Quote:
Originally Posted by bolt2112
I'm pretty sure that's exactly what he was implying. After all, the dealer just did his usual job, and it's not like he put in any extra work or special effort to deal the jackpot hand to the player.
Situation 1: I get dealt a royal flush and get a $500 high-hand jackpot.
Situation 2: I get dealt a royal flush at Bellagio where there are no high-hand jackpots.
Why does the dealer in situation 1 deserve a $25 toke and the dealer in situation 2 deserves $1?
Yes, that is EXACTLY what Rapini is saying. And it's 100% logical. If the game isn't slowed down, why is one hand that awards a jackpot deserving of greater tippage than another with no jackpot?

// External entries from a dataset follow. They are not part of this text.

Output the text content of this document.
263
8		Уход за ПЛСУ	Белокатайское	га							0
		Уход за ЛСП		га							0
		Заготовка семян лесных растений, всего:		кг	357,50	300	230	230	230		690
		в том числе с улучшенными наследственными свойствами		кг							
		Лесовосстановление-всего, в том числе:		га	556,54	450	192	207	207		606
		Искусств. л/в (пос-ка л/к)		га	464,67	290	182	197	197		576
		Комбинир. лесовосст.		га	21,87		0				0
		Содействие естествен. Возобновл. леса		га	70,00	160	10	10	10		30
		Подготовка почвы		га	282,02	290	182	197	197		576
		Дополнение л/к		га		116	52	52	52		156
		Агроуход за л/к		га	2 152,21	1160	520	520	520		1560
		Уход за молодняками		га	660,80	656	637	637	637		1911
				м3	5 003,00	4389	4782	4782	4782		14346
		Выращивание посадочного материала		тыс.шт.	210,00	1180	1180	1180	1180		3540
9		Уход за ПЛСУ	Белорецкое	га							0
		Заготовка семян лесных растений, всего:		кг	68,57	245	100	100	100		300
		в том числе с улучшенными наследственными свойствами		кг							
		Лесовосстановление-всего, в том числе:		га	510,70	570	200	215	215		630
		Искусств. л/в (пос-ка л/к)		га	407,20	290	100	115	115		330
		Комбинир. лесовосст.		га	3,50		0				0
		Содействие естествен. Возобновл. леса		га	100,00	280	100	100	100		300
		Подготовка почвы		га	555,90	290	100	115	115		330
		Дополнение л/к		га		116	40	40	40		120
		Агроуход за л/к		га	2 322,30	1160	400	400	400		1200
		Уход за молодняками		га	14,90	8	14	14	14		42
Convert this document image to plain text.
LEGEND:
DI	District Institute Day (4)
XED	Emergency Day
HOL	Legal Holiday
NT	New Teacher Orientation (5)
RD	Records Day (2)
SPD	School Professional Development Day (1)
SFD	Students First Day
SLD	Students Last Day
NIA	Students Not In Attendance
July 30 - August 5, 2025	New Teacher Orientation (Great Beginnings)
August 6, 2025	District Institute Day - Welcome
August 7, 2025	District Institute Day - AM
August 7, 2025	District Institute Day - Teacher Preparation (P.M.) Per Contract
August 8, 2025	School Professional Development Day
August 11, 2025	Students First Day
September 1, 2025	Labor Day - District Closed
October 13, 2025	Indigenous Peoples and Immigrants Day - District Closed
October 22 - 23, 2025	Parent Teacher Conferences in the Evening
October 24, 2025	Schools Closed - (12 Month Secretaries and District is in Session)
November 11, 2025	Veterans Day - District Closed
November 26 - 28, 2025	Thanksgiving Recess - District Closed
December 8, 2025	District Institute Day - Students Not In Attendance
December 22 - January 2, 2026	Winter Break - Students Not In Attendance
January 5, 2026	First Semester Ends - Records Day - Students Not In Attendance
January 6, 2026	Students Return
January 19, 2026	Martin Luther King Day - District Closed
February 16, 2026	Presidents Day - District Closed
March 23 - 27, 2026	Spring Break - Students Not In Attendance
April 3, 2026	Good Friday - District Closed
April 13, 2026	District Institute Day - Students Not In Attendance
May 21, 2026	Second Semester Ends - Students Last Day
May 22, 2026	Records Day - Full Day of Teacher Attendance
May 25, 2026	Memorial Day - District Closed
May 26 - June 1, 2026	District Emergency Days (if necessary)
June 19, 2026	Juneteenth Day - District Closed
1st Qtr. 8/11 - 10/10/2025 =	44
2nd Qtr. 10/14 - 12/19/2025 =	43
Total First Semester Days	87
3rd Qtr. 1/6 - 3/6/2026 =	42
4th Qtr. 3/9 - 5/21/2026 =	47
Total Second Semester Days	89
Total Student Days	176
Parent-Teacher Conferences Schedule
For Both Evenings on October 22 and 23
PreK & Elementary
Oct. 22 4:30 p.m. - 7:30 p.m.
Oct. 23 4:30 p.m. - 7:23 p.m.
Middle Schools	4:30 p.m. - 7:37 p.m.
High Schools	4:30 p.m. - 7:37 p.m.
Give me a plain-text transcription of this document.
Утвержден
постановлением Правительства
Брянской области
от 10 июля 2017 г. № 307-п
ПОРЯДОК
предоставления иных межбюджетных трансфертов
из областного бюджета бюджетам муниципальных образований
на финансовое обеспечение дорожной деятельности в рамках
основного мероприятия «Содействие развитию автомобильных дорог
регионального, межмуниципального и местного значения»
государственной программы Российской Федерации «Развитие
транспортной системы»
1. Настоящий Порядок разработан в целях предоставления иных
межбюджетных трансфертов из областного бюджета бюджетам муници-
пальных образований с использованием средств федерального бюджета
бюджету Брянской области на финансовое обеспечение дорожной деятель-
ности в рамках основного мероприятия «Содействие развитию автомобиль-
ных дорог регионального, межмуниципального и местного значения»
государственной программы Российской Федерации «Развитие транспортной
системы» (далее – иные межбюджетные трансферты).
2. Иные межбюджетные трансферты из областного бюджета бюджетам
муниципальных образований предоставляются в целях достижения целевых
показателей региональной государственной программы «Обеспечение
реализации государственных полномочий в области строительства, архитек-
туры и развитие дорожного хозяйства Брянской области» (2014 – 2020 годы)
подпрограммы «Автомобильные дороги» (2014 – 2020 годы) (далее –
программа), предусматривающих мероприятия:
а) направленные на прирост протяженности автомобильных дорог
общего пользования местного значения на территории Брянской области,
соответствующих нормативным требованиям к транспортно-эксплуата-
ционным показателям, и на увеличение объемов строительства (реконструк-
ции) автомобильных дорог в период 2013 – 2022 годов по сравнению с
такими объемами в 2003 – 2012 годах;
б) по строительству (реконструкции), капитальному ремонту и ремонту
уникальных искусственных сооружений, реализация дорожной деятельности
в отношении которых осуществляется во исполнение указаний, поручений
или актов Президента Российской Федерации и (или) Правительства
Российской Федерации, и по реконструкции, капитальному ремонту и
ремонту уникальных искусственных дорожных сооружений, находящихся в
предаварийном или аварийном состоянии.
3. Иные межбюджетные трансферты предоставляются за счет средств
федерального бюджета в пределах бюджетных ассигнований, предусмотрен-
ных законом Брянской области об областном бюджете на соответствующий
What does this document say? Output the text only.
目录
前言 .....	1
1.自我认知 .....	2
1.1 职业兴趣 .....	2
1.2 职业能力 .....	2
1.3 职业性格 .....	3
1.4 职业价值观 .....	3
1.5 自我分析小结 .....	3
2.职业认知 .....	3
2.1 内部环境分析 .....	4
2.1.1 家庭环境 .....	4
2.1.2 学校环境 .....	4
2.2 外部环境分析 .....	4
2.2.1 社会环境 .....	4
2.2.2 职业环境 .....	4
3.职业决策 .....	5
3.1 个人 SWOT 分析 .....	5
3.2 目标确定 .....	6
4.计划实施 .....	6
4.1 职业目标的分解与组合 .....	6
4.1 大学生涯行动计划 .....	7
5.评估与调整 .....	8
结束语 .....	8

If the jackpot award causes the table to come to a stop for 5 minutes while they verify the deck, and wait for surveillance to ok things before proceeding, then the jackpot award actually does cost the dealer money out of his pocket and hence the jackpot winner should give the dealer a bit more to compensate.
One reason poker rooms love jackpots is because it brings the staff measurably bigger tokes. Is this logical? That when the room starts raking $1 per hand for the jackpot that tokes go up?
I do tip considerably extra on jackpots, but that's because I want to. I still find it illogical that it should be expected of me.